I have a dataset that has an ID value, month, and sales.
Example: ["2020-01-01", 1, 2.0], ["2020-02-01", 1, 3.0], etc...
I have a few hundred thousand different IDs and only the months ranging from "2019-12-01"-"2020-04-01" and "2021-12-01"-"2021-04-01".

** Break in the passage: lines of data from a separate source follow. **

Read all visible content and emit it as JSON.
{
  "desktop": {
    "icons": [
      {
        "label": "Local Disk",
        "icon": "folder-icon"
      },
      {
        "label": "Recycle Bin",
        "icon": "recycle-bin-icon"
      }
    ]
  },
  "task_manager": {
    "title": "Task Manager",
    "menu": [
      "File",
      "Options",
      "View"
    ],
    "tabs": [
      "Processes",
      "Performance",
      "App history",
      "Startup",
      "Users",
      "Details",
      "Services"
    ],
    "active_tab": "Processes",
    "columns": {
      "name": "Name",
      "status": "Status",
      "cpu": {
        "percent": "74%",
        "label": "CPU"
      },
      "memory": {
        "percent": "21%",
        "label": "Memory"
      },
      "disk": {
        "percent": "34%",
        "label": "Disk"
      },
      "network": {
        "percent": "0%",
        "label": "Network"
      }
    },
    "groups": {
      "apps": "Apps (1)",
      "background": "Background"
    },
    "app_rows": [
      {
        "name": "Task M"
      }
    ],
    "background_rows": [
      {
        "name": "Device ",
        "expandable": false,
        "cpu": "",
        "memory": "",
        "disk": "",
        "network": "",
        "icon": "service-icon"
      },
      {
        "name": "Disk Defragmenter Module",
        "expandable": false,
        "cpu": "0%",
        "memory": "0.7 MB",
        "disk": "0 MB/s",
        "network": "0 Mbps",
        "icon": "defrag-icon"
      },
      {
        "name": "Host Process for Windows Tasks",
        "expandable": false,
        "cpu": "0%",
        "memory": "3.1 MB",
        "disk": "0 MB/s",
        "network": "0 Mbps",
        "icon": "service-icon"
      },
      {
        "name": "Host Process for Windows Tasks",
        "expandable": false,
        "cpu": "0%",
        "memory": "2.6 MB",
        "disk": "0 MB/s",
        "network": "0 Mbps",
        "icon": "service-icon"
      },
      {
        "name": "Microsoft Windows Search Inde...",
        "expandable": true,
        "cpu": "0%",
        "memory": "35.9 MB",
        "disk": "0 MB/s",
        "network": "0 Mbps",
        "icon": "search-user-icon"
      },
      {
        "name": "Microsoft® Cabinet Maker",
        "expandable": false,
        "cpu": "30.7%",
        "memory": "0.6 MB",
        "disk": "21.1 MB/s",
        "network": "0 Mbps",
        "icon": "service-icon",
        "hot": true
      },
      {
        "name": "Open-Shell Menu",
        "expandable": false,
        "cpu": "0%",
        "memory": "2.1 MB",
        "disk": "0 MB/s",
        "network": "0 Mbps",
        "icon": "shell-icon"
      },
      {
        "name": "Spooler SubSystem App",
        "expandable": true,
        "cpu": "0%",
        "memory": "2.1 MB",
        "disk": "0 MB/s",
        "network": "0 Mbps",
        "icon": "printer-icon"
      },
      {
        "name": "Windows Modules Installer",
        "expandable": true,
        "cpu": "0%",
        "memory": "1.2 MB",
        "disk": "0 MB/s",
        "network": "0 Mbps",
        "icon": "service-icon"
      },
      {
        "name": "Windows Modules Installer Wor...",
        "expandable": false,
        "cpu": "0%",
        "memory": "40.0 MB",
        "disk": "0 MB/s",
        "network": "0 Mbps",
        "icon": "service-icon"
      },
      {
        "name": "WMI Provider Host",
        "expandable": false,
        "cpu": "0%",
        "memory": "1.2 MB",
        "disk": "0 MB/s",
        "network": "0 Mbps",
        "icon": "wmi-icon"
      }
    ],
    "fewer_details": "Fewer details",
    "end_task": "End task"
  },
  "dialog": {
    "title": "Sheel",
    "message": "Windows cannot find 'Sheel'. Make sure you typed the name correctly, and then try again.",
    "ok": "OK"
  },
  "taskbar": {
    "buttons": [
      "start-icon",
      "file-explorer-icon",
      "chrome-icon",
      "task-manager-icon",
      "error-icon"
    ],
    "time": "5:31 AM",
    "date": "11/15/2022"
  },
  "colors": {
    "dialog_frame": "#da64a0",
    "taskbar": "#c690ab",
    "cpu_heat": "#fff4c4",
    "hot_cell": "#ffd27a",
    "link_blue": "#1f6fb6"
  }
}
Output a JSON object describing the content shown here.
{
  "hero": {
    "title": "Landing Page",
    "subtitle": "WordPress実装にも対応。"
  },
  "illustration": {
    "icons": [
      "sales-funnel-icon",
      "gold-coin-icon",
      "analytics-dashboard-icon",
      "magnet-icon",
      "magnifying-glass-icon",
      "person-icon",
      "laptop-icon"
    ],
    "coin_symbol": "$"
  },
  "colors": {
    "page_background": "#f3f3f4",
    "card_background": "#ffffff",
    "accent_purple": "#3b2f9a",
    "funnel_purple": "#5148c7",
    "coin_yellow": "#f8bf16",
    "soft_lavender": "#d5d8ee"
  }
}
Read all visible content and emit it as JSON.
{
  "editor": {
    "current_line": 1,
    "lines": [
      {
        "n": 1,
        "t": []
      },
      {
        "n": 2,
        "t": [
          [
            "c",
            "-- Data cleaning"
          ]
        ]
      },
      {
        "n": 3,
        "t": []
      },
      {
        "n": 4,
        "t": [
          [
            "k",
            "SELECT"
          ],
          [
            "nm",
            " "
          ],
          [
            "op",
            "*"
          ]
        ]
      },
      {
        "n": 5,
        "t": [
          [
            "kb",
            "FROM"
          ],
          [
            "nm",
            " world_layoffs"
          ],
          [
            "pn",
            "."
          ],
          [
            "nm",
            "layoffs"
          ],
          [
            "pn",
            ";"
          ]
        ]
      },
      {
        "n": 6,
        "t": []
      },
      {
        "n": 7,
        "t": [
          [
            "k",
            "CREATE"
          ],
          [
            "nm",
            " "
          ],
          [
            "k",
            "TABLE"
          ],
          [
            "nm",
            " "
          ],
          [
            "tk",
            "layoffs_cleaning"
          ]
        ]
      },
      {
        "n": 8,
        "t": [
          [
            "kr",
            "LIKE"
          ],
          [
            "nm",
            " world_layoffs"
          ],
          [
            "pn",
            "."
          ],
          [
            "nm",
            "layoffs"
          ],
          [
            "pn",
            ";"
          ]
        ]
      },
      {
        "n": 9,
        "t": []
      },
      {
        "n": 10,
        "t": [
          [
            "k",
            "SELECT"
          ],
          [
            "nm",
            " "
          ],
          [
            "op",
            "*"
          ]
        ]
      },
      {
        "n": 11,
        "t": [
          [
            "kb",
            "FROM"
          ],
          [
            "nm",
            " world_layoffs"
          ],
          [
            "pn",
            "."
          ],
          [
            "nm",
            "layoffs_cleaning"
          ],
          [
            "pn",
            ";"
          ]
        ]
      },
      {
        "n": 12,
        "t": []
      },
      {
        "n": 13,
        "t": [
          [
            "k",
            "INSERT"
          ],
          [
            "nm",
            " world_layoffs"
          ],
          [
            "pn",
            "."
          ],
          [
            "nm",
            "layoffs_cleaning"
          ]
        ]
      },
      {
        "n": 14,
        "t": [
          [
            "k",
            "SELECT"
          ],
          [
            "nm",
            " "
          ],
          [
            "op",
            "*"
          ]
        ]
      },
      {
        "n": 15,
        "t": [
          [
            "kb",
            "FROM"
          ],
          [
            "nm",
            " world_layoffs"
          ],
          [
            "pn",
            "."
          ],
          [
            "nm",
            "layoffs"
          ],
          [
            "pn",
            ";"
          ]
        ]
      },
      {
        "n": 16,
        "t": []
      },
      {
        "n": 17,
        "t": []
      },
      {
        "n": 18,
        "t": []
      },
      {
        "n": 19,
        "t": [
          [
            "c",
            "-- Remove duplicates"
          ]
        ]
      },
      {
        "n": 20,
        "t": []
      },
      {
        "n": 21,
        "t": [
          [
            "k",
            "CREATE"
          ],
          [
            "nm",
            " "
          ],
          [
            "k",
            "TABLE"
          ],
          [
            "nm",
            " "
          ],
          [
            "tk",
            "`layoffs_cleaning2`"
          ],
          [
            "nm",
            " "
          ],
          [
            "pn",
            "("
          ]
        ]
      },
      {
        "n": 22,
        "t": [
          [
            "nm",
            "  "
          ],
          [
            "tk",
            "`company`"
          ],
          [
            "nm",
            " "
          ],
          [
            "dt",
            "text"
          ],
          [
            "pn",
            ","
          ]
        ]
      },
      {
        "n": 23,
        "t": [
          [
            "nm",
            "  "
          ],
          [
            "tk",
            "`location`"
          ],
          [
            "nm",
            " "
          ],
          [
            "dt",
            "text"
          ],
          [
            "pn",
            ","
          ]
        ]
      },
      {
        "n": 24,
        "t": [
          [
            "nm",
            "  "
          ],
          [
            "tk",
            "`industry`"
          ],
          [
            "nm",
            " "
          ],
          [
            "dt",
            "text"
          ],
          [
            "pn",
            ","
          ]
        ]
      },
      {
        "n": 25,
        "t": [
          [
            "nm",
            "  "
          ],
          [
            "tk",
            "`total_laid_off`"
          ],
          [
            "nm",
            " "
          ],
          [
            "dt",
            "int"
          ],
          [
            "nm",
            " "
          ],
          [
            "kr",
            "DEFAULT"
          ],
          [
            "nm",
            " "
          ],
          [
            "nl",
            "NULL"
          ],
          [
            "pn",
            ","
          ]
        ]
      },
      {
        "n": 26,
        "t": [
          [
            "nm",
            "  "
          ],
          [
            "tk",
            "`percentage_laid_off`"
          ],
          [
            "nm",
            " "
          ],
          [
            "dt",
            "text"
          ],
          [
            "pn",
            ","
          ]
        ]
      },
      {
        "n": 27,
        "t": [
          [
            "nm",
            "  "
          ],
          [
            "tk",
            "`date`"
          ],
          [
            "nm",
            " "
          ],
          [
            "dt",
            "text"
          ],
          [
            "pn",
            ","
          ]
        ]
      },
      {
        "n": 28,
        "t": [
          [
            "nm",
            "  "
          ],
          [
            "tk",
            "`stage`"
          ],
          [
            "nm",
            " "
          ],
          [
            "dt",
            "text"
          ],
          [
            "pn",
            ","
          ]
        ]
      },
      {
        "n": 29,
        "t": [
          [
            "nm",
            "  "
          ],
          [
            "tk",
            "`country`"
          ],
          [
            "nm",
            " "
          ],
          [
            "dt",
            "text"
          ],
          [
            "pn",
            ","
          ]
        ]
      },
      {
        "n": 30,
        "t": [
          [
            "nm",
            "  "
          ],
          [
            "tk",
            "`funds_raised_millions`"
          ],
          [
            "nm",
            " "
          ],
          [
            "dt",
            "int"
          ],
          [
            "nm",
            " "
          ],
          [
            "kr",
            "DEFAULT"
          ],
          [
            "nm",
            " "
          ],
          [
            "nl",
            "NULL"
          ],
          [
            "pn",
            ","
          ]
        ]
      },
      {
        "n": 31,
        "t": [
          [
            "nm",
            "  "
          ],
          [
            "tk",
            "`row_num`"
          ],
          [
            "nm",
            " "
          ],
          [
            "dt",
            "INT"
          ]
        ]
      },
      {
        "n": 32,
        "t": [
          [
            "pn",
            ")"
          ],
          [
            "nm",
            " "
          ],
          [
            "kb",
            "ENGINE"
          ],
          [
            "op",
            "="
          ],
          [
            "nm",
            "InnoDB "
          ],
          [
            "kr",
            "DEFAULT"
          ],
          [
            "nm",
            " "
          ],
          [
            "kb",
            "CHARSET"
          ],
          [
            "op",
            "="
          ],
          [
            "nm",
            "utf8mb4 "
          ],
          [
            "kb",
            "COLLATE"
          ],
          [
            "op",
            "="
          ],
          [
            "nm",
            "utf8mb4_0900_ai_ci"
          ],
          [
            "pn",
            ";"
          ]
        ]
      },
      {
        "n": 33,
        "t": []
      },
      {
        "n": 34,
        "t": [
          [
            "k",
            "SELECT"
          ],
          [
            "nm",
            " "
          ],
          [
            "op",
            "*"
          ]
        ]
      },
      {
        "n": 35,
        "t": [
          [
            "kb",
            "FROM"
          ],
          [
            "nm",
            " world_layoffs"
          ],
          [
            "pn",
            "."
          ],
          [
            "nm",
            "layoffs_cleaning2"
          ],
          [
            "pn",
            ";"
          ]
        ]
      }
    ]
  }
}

I am trying to impute 0.0 for all IDs that is missing a month between 2019-12-01 to 2021-04-01.
My attempted code is:
months = ["2020-01-01", "2020-02-01", "2020-03-01", "2020-04-01", "2020-05-01", "2020-06-01", "2020-07-01", "2020-08-01", "2020-09-01", "2020-10-01", "2020-11-01", "2020-12-01",
"2021-01-01", "2021-02-01", "2021-03-01", "2021-04-01", "2021-05-01", "2021-06-01", "2021-07-01", "2021-08-01", "2021-09-01", "2021-10-01", "2021-11-01"]
lst = []
for id_ in df_1["ID"].unique().tolist():
for month in months:
if ((df_2['ID'] == id_) & (df_2['month_year'] == month)).any():
pass
else:
lst.append([id_, month, 0])
But this code is way too inefficient.
Any ideas how to speed this up?
For reference, df_2 is all the unique IDs and month combinations.
df_1:
ID month_year Sales_Qty
11/2/2200001340 2020-03-01 4.0
11/2/2200001340 2020-04-01 63.0
11/2/2200001340 2021-02-01 22.0
11/2/2200001973 2020-02-01 2.0
CodePudding user response:
Try this
f = lambda x : x.reindex(months).fillna(0)
df_out = df_1.set_index('month_year').groupby('ID')['Sales_Qty'].apply(f).reset_index()
Grouping by id and using the unique list of months as an index should be more efficient.